Design Contest for Roosevelt Island

A mock international competition for redesigns of the southern tip of Roosevelt Island attracted bold concepts to redevelop an historic site on the East River isle in New York City. A Parisian woman studying in Vienna took the first prize, while New York-based teams won third prize and the historic preservation award.

The contest, sponsored by the New York chapter of the American Institute of Architects and the Center for Architecture, does not necessarily result in actual development projects, but rather is intended to generate ideas for creative use of public land. The current biennial follows the inaugural contest in 2004.
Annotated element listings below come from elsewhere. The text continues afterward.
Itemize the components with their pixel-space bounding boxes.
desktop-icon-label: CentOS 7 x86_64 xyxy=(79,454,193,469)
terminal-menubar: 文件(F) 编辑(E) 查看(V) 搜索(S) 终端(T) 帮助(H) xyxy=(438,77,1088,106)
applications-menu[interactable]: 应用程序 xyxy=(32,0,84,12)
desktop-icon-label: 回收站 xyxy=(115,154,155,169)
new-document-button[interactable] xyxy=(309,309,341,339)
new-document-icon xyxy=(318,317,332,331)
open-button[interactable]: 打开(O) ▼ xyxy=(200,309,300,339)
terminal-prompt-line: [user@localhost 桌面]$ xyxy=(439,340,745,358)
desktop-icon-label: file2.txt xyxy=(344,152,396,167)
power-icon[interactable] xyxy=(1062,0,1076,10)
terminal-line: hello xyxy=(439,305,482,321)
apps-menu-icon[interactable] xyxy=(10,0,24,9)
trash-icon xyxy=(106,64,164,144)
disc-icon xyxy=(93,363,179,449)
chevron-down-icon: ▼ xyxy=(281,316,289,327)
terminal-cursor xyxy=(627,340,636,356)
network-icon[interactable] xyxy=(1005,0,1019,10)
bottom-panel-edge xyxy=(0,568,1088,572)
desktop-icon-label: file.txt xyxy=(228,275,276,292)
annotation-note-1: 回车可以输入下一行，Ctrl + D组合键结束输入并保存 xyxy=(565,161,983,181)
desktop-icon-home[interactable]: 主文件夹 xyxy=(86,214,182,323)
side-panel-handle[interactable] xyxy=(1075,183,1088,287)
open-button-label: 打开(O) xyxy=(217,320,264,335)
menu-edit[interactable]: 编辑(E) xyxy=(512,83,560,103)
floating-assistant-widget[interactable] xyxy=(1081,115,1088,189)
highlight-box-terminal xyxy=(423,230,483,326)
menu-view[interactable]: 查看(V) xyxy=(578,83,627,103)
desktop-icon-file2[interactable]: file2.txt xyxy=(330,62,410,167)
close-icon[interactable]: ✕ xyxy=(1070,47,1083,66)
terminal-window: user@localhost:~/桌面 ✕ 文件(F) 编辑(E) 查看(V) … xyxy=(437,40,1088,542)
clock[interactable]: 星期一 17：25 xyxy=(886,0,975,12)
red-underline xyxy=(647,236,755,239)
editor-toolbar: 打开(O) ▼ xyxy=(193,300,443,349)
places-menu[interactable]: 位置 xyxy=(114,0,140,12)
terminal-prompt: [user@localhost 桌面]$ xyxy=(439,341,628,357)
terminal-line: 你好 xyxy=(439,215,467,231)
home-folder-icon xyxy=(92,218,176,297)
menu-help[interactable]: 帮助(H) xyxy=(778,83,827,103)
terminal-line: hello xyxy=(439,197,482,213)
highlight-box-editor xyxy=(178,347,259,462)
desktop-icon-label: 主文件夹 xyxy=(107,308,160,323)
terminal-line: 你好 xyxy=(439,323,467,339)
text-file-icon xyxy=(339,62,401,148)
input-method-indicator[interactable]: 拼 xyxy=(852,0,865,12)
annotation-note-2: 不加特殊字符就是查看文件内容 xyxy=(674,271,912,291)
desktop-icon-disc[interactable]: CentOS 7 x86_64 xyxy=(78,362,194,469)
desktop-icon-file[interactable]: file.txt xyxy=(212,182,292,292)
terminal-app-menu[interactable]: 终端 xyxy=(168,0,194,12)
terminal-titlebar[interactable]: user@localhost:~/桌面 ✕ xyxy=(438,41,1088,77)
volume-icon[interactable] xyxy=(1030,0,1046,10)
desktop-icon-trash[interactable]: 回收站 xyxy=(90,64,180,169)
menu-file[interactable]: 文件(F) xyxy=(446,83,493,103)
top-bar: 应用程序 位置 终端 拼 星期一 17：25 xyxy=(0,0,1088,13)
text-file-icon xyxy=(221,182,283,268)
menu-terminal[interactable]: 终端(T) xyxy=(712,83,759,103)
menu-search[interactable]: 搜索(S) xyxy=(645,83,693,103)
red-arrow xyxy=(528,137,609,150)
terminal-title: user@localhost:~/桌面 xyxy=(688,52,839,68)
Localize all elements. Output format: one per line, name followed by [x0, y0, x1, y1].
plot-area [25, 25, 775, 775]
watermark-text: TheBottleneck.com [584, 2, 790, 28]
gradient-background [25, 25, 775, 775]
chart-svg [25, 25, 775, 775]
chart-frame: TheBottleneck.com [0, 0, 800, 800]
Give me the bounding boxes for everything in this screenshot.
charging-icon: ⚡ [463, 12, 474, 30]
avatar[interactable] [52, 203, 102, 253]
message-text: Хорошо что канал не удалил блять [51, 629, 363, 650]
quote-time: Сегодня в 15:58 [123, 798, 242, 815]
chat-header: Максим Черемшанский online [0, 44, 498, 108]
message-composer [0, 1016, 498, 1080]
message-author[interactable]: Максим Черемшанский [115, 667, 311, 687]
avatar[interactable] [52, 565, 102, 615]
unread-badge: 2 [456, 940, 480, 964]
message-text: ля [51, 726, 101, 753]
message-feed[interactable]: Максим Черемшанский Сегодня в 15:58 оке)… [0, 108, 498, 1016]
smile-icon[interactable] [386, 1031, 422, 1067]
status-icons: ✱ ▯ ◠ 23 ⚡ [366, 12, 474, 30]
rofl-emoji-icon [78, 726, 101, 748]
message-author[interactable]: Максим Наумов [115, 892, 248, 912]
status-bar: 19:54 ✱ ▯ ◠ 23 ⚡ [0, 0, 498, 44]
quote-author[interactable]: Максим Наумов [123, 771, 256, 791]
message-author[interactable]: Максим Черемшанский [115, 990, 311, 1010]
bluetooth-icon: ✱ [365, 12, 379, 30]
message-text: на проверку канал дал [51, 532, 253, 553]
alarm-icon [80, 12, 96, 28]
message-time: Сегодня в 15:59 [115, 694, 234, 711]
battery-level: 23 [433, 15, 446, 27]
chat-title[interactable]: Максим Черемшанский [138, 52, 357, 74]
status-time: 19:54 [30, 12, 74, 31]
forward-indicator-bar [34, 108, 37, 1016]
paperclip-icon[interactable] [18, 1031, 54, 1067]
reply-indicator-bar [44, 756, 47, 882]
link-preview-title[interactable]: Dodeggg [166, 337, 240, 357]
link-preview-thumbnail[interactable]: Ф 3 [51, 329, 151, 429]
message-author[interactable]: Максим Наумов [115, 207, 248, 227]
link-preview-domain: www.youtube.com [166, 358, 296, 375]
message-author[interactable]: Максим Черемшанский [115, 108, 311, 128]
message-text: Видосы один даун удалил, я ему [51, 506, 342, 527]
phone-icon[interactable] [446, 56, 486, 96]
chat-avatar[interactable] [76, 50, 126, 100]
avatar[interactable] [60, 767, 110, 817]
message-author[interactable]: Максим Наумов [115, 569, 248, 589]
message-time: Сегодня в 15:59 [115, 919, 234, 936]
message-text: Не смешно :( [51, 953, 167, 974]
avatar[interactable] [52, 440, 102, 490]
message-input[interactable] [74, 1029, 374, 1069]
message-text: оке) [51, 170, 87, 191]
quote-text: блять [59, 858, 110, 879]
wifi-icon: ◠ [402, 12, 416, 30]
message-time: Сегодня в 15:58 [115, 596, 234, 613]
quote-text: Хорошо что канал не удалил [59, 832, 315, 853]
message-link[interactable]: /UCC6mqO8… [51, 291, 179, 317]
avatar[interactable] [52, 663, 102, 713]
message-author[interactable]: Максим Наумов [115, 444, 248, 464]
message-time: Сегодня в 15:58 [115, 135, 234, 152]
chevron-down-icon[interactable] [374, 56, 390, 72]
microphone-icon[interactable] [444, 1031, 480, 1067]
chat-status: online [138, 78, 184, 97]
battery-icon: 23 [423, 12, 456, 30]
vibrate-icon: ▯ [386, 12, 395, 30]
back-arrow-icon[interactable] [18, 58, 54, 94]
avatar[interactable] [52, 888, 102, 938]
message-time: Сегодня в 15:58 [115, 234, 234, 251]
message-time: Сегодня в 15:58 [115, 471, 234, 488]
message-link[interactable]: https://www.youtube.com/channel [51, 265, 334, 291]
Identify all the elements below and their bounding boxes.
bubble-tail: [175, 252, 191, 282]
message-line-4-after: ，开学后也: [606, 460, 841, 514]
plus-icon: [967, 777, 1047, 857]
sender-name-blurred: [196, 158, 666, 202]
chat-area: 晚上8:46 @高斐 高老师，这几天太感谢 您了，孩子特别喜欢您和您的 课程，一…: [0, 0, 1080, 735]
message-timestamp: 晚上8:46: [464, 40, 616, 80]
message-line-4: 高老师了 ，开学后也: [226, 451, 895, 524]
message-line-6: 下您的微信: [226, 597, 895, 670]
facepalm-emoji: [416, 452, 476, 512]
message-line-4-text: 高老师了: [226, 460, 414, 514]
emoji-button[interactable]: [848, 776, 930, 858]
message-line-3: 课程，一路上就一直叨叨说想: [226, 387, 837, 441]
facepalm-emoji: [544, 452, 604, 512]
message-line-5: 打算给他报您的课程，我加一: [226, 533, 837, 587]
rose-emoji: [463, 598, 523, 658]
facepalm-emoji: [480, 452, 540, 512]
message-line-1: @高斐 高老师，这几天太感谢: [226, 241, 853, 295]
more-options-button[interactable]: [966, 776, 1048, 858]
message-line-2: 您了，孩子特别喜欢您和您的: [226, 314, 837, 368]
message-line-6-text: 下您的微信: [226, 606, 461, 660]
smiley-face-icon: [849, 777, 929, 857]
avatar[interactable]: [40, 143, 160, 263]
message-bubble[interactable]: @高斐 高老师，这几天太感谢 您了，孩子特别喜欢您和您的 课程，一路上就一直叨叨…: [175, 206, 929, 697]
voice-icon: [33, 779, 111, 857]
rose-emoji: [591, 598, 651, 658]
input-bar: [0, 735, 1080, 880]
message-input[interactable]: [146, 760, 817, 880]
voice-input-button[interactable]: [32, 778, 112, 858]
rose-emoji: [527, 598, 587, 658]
Organized by the Emerging New York Architects Committee, a joint AIA-Center for Architecture panel, the contest invited participants to design a multiuse facility on the former site of the Smallpox Hospital, an area popular today for public gatherings to watch Fourth of July fireworks shows on the East River, as well as for the classic ruins of the hospital's facilities. The final concept had to address design needs identified by the Roosevelt Island Visual Arts Association, Coler-Goldwater Hospital Therapeutic Recreation Services, and the local disabled residents.

Nina Baniahmad, a French student at the Vienna University of Technology in Vienna, won the competition with a hybrid design that combines outdoor and indoor galleries, public spaces, gardens, esplanades, and administrative offices, all while providing wheelchair access and preserving the hospital's ruins as a landmark.

Among the New York winners, Dominic Leong and Brian Price took third prize, while the historic preservation award went to Eric Brodfuehrer.